In a fight between a female Hairy Woodpecker and a male Common Grackle – where would you place your bet?


If you are like me, you would place your bet squarely on the male Common Grackle – and I would probably have been so confident I would have made a larger bet than my normal $.10 – maybe even $.25! – and I would have lost my quarter.
If you were watching the bird feeder cam early yesterday morning – about 6:30AM my time (Central Time) – you would have seen a female Hairy Woodpecker on the hanging tubular peanut feeder with one of her juveniles. The juvenile looked like her, and you could tell it was a juvenile because she was feeding it peanuts. A male Common Grackle was on the platform feeder. The grackles also relish those peanuts and so he lunged at both of them to dislodge them from the feeder.

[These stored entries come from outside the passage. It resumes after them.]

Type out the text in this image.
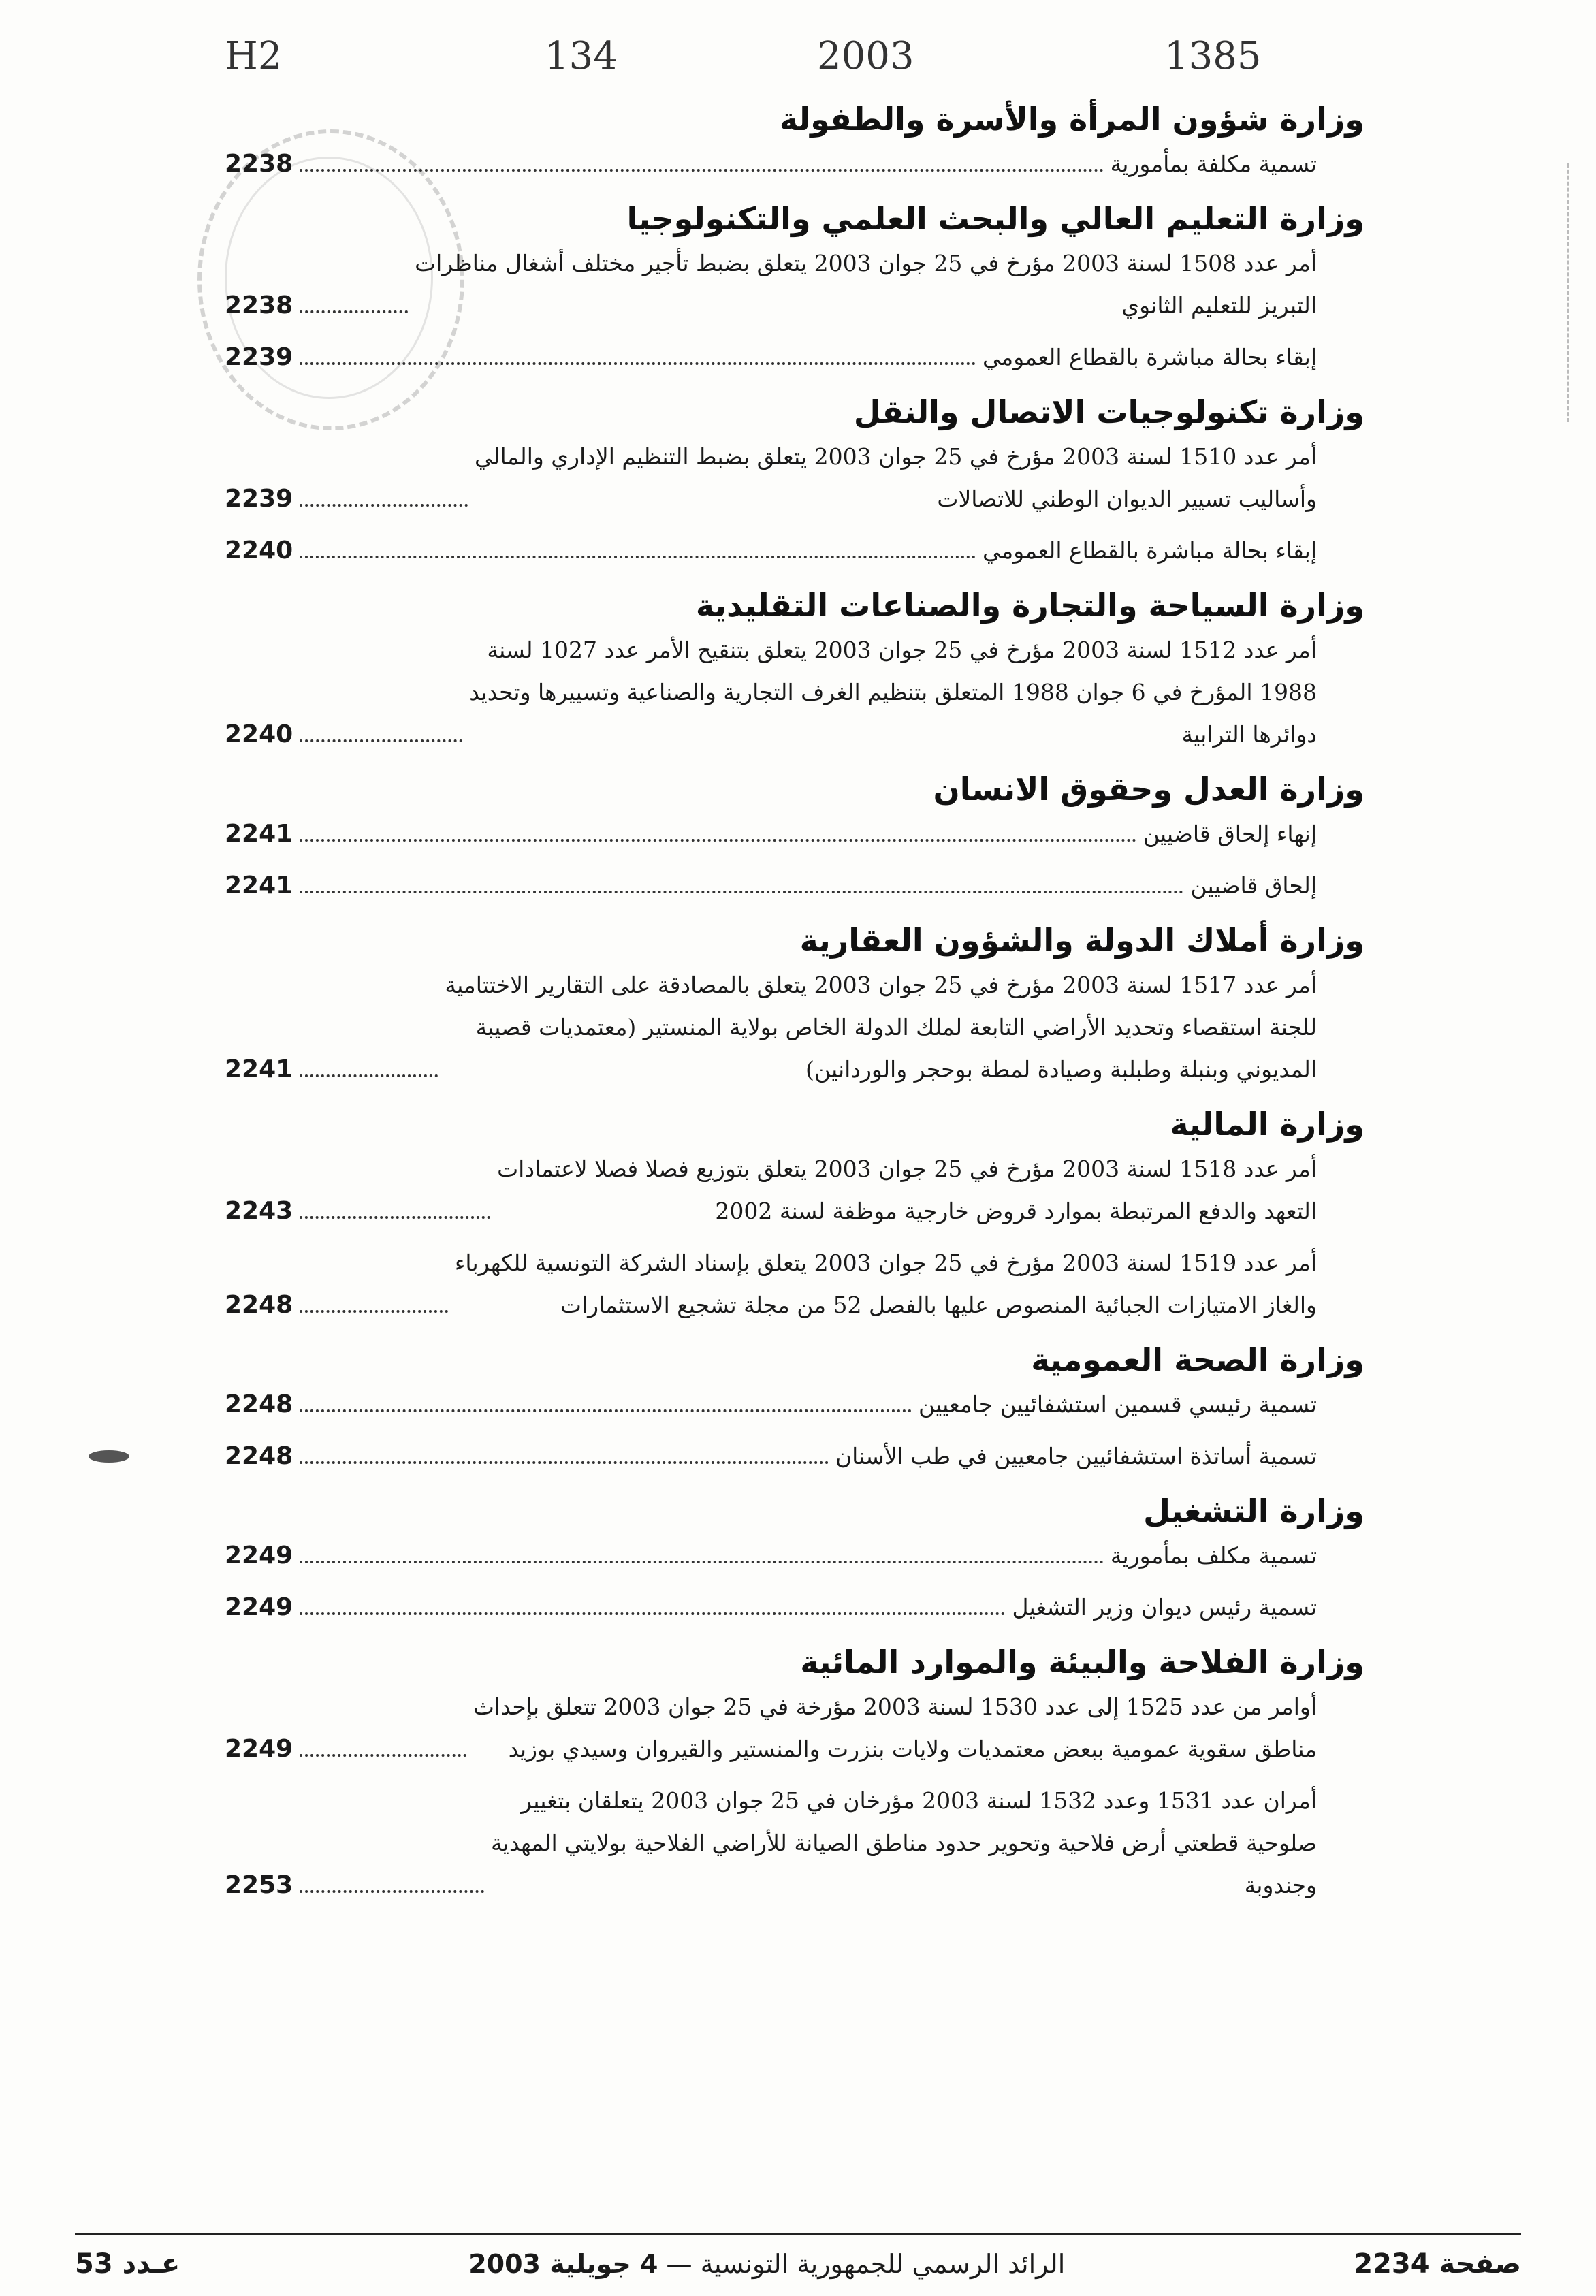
H2	134	2003	1385
وزارة شؤون المرأة والأسرة والطفولة
تسمية مكلفة بمأمورية
2238
وزارة التعليم العالي والبحث العلمي والتكنولوجيا
أمر عدد 1508 لسنة 2003 مؤرخ في 25 جوان 2003 يتعلق بضبط تأجير مختلف أشغال مناظرات
التبريز للتعليم الثانوي
2238
إبقاء بحالة مباشرة بالقطاع العمومي
2239
وزارة تكنولوجيات الاتصال والنقل
أمر عدد 1510 لسنة 2003 مؤرخ في 25 جوان 2003 يتعلق بضبط التنظيم الإداري والمالي
وأساليب تسيير الديوان الوطني للاتصالات
2239
إبقاء بحالة مباشرة بالقطاع العمومي
2240
وزارة السياحة والتجارة والصناعات التقليدية
أمر عدد 1512 لسنة 2003 مؤرخ في 25 جوان 2003 يتعلق بتنقيح الأمر عدد 1027 لسنة
1988 المؤرخ في 6 جوان 1988 المتعلق بتنظيم الغرف التجارية والصناعية وتسييرها وتحديد
دوائرها الترابية
2240
وزارة العدل وحقوق الانسان
إنهاء إلحاق قاضيين
2241
إلحاق قاضيين
2241
وزارة أملاك الدولة والشؤون العقارية
أمر عدد 1517 لسنة 2003 مؤرخ في 25 جوان 2003 يتعلق بالمصادقة على التقارير الاختتامية
للجنة استقصاء وتحديد الأراضي التابعة لملك الدولة الخاص بولاية المنستير (معتمديات قصيبة
المديوني وبنبلة وطبلبة وصيادة لمطة بوحجر والوردانين)
2241
وزارة المالية
أمر عدد 1518 لسنة 2003 مؤرخ في 25 جوان 2003 يتعلق بتوزيع فصلا فصلا لاعتمادات
التعهد والدفع المرتبطة بموارد قروض خارجية موظفة لسنة 2002
2243
أمر عدد 1519 لسنة 2003 مؤرخ في 25 جوان 2003 يتعلق بإسناد الشركة التونسية للكهرباء
والغاز الامتيازات الجبائية المنصوص عليها بالفصل 52 من مجلة تشجيع الاستثمارات
2248
وزارة الصحة العمومية
تسمية رئيسي قسمين استشفائيين جامعيين
2248
تسمية أساتذة استشفائيين جامعيين في طب الأسنان
2248
وزارة التشغيل
تسمية مكلف بمأمورية
2249
تسمية رئيس ديوان وزير التشغيل
2249
وزارة الفلاحة والبيئة والموارد المائية
أوامر من عدد 1525 إلى عدد 1530 لسنة 2003 مؤرخة في 25 جوان 2003 تتعلق بإحداث
مناطق سقوية عمومية ببعض معتمديات ولايات بنزرت والمنستير والقيروان وسيدي بوزيد
2249
أمران عدد 1531 وعدد 1532 لسنة 2003 مؤرخان في 25 جوان 2003 يتعلقان بتغيير
صلوحية قطعتي أرض فلاحية وتحوير حدود مناطق الصيانة للأراضي الفلاحية بولايتي المهدية
وجندوبة
2253
صفحة 2234
الرائد الرسمي للجمهورية التونسية — 4 جويلية 2003
عـدد 53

Grackles are big birds – bigger than Hairy Woodpeckers who are just a bit smaller than robins. And they are aggressive – particularly around feeders. They eat what they want, when they want, and they will push other birds around at will. But not this time. He lunged at that feeder and her juvenile immediately flew off to the nearby tree trunk. She held her ground leaned towards the grackle and snapped her beak several times. The grackle backed off and went back to the platform feeder. Her juvenile stayed on the tree trunk, but she kept eating peanuts. Several seconds later, while sitting on the platform feeder, the grackle looked right at her, arched his wings and puffed out his feathers so he looked much bigger than he actually was, then lunged at her again. And once again, she leaned towards him as he lunged, snapped her beak, and held her position. He went back to the platform feeder and she kept eating. He stared at her for some seconds and then flew to the ground unter the feeders and started eating. She stayed on that feeder for some time – calmly eating peanuts – and when she was finished, she flew to the tree trunk to join her juvenile – and she popped a peanut into its waiting mouth. The grackle immediately flew to the now free peanut feeder and began eating.
I never ever would have guessed this would be the outcome. I would have bet that male grackle would have immediately dislodged the smaller female Hairy Woodpecker at his first lunge and taken over that feeder. Never underestimate a female! I also imagined her puffing out her breast just a bit while saying to her juvenile, “And that’s how it’s done!”